Everyone has a risk of getting glaucoma, however some have higher chances than others. You have increased chances of getting glaucoma if:
– You are 40 years or older
– You are female
– If you have a family history of glaucoma
– If you are nearsighted
How do I prevent it?
You cannot exactly prevent getting glaucoma as there are many risk factors, but you can minimize your chances. To lower your chances of getting glaucoma:
-Visit your eye care professional on a regular basis to be tested
-Try to protect your eyes from infection (wash your hands before touching your eyes, do not share eye cosmetics)
– If you have high blood pressure or diabetes make sure you’re keeping it well managed
There are many different types of glaucoma and many of these can occur without any symptoms, this is why it is imperative you see your eye doctor regularly to be tested. Experiencing increased vision loss could be a sign of glaucoma, be sure to see your doctor to have it look at it.
Acute closed-angle glaucoma can have strong onset symptoms that include headaches, blurred vision, severe eye pain, red eyes and nausea. If you are experiencing these symptoms see your eye doctor immediately, if they are unavailable go to an emergency right away to help you save your eyesight.

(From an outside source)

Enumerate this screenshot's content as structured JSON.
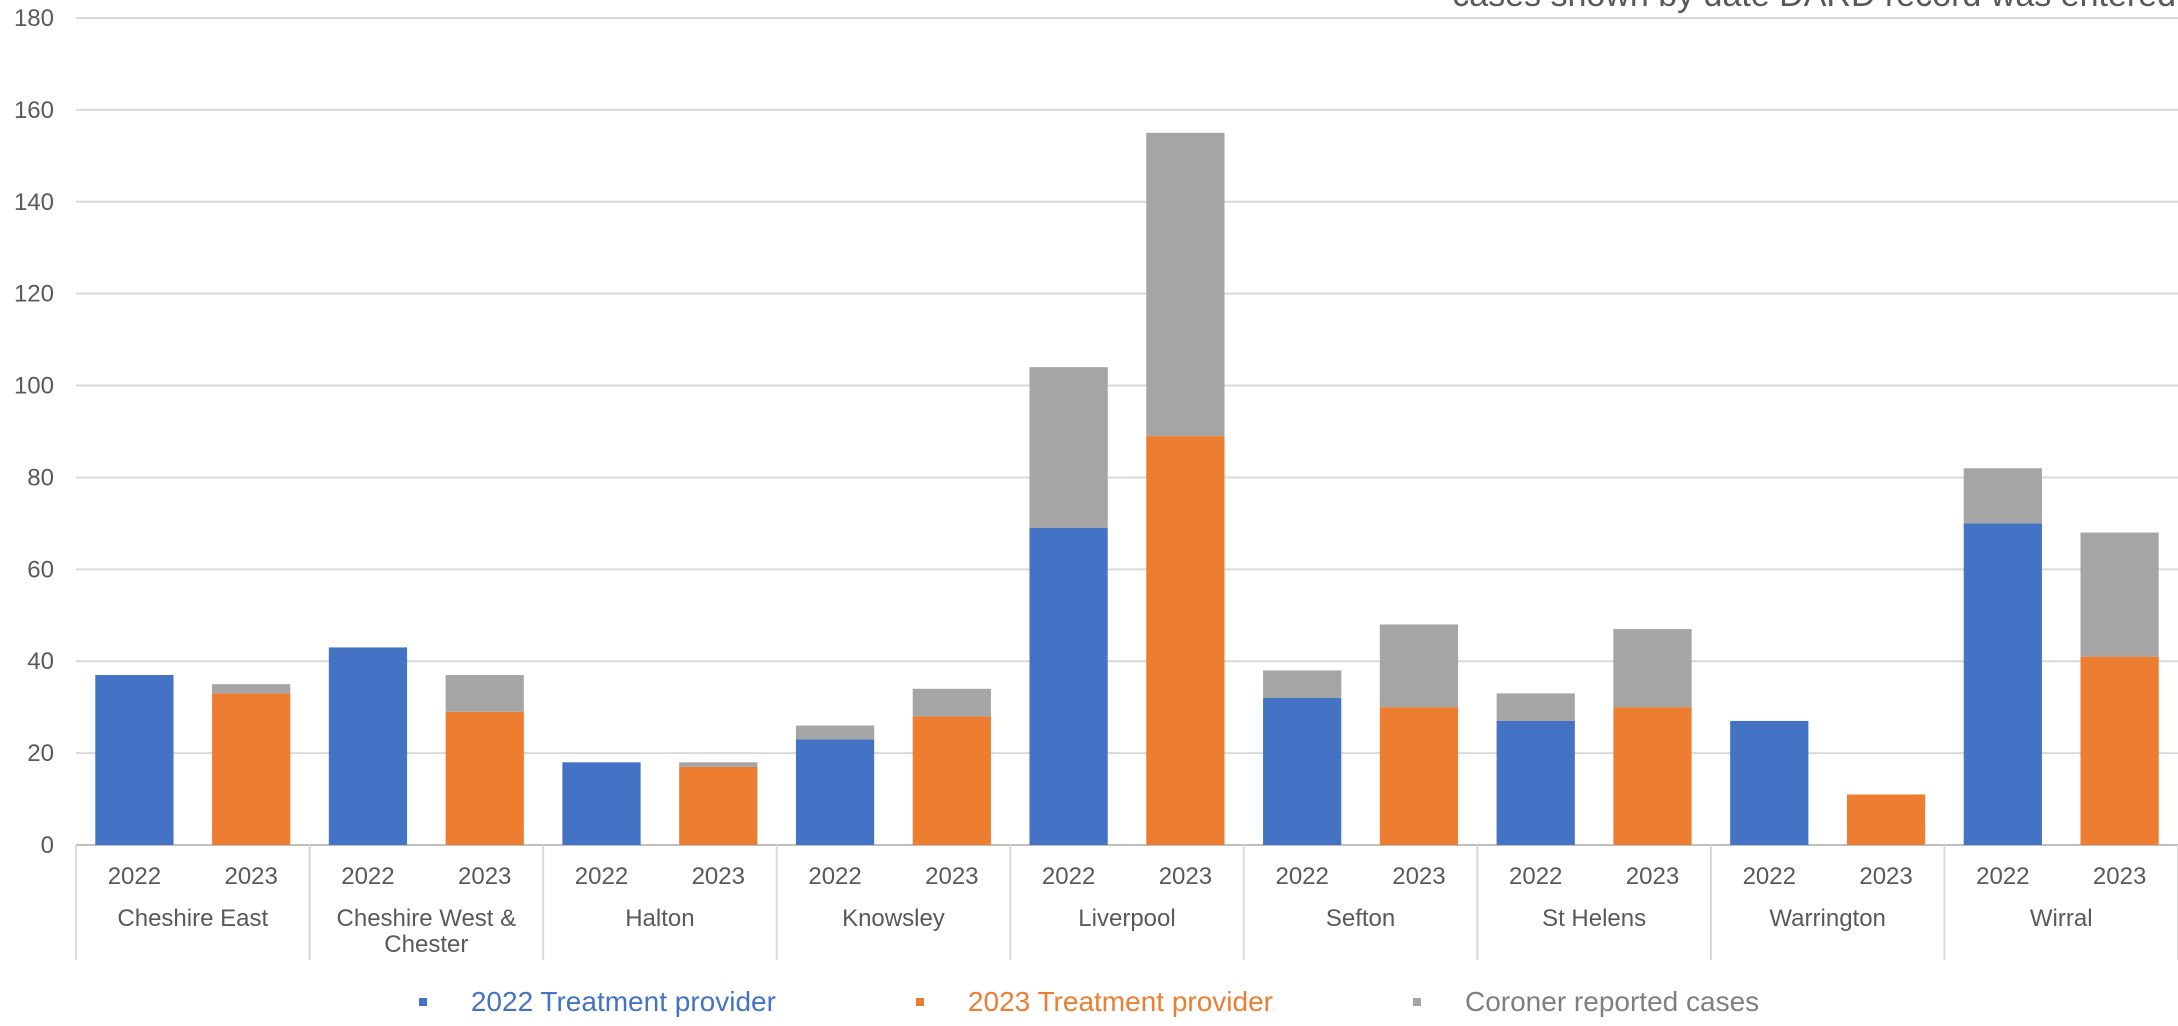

Your eye doctor will check your eyes with a series of tests to check for glaucoma. The most common test to check for glaucoma is a non-contact tonometer (NCT). The NCT test involves a puff of air being directed toward your eye, this burst of air measures the eye’s internal pressure.
Although there is no cure for glaucoma it can be treated and can help prevent more damage. Your eye doctor will most likely prescribe you eye drops to help relieve some of the pressure, however if your case is severe or the eye drops are not doing what they’re supposed to your eye doctor may recommend laser surgery.